From the streets of Charlotte, North Carolina, to the segregated courtrooms of the nation's capital, from the white male bastion of the World War II Army to the male stronghold of Howard University Law School, from the pulpits of churches where women had waited years for the right to minister--in all these places Dovey Johnson Roundtree (b. 1914) sought justice. Though she is a legendary African American figure in the legal community of Washington, D.C., she remains largely unknown to the American public.
"Justice Older than the Law" is her story, the product of a remarkable, ten-year collaboration with National Magazine Award-winner Katie McCabe. As a protege of Mary McLeod Bethune, Roundtree became one of the first women to break the gender and color barriers in the United States military. Inspired by Thurgood Marshall and James Madison Nabrit, Jr., Roundtree went on to make history by winning a 1955 bus desegregation case, "Sarah Keys v. Carolina Coach Company." That decision demolished "separate but equal" in the realm of interstate transportation and enabled Attorney General Robert F. Kennedy to combat southern resistance to the Freedom Riders' campaign in 1961.

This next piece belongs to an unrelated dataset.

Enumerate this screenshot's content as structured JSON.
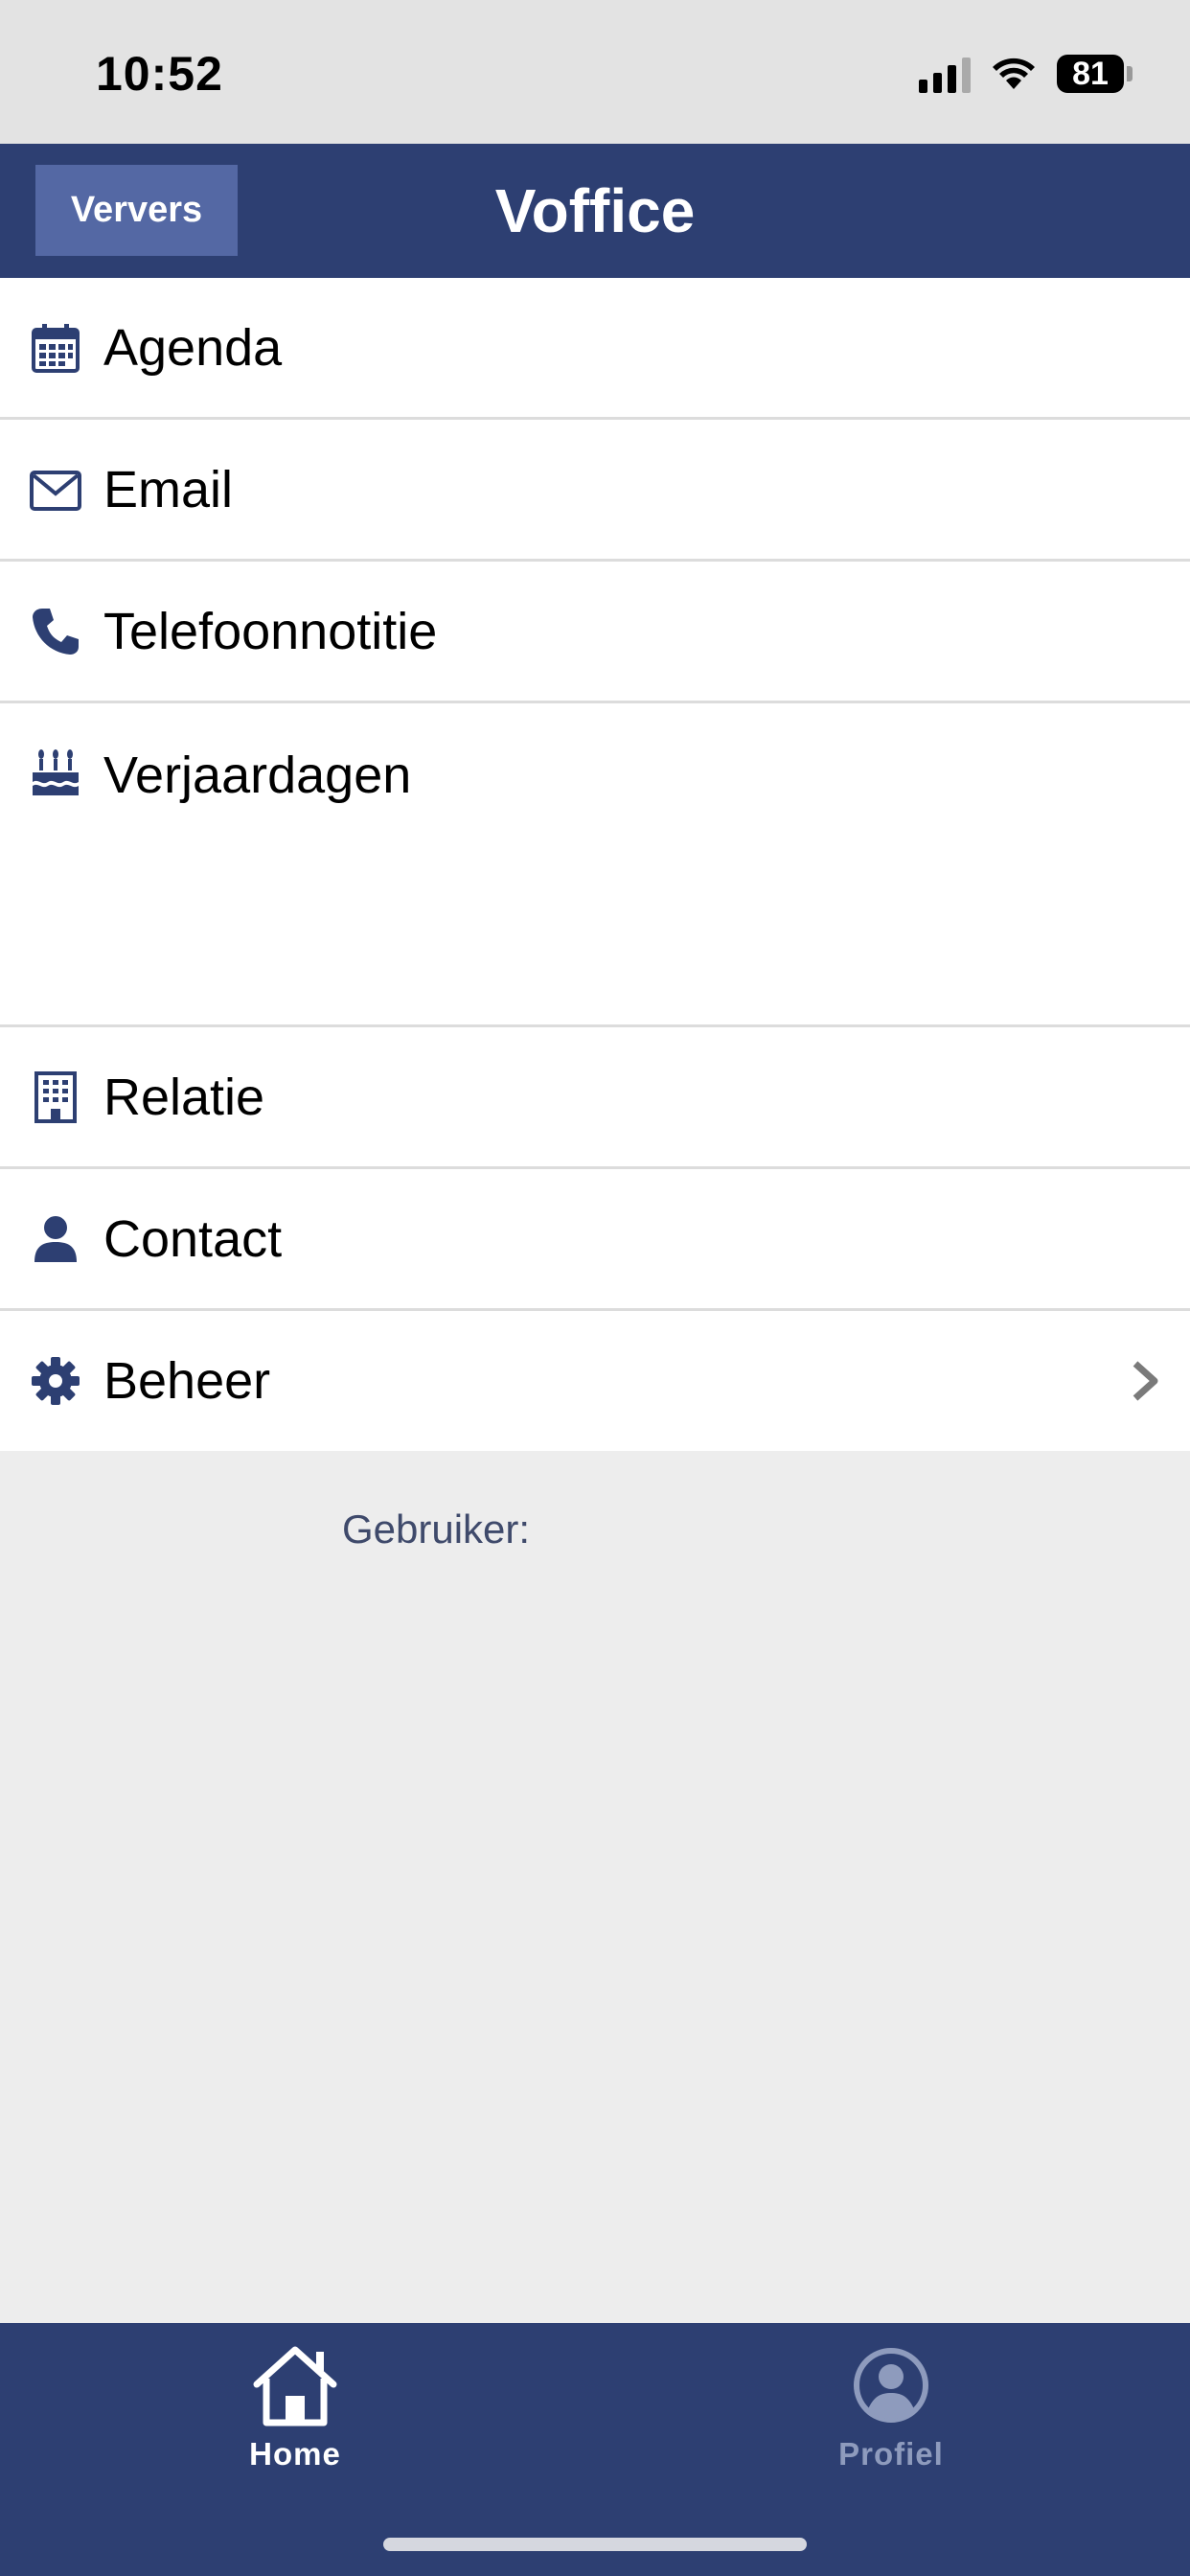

At a time when black attorneys had to leave the courthouses to use the bathrooms, Roundtree took on Washington's white legal establishment and prevailed. She led the vanguard of women ordained to the ministry in the African Methodist Episcopal Church in 1961 and merged her law practice with her ministry to fight for families and children being destroyed by urban violence. Hers is a vision of biblical and social justice older by far than the law, and her life story speaks movingly and urgently to our racially troubled times.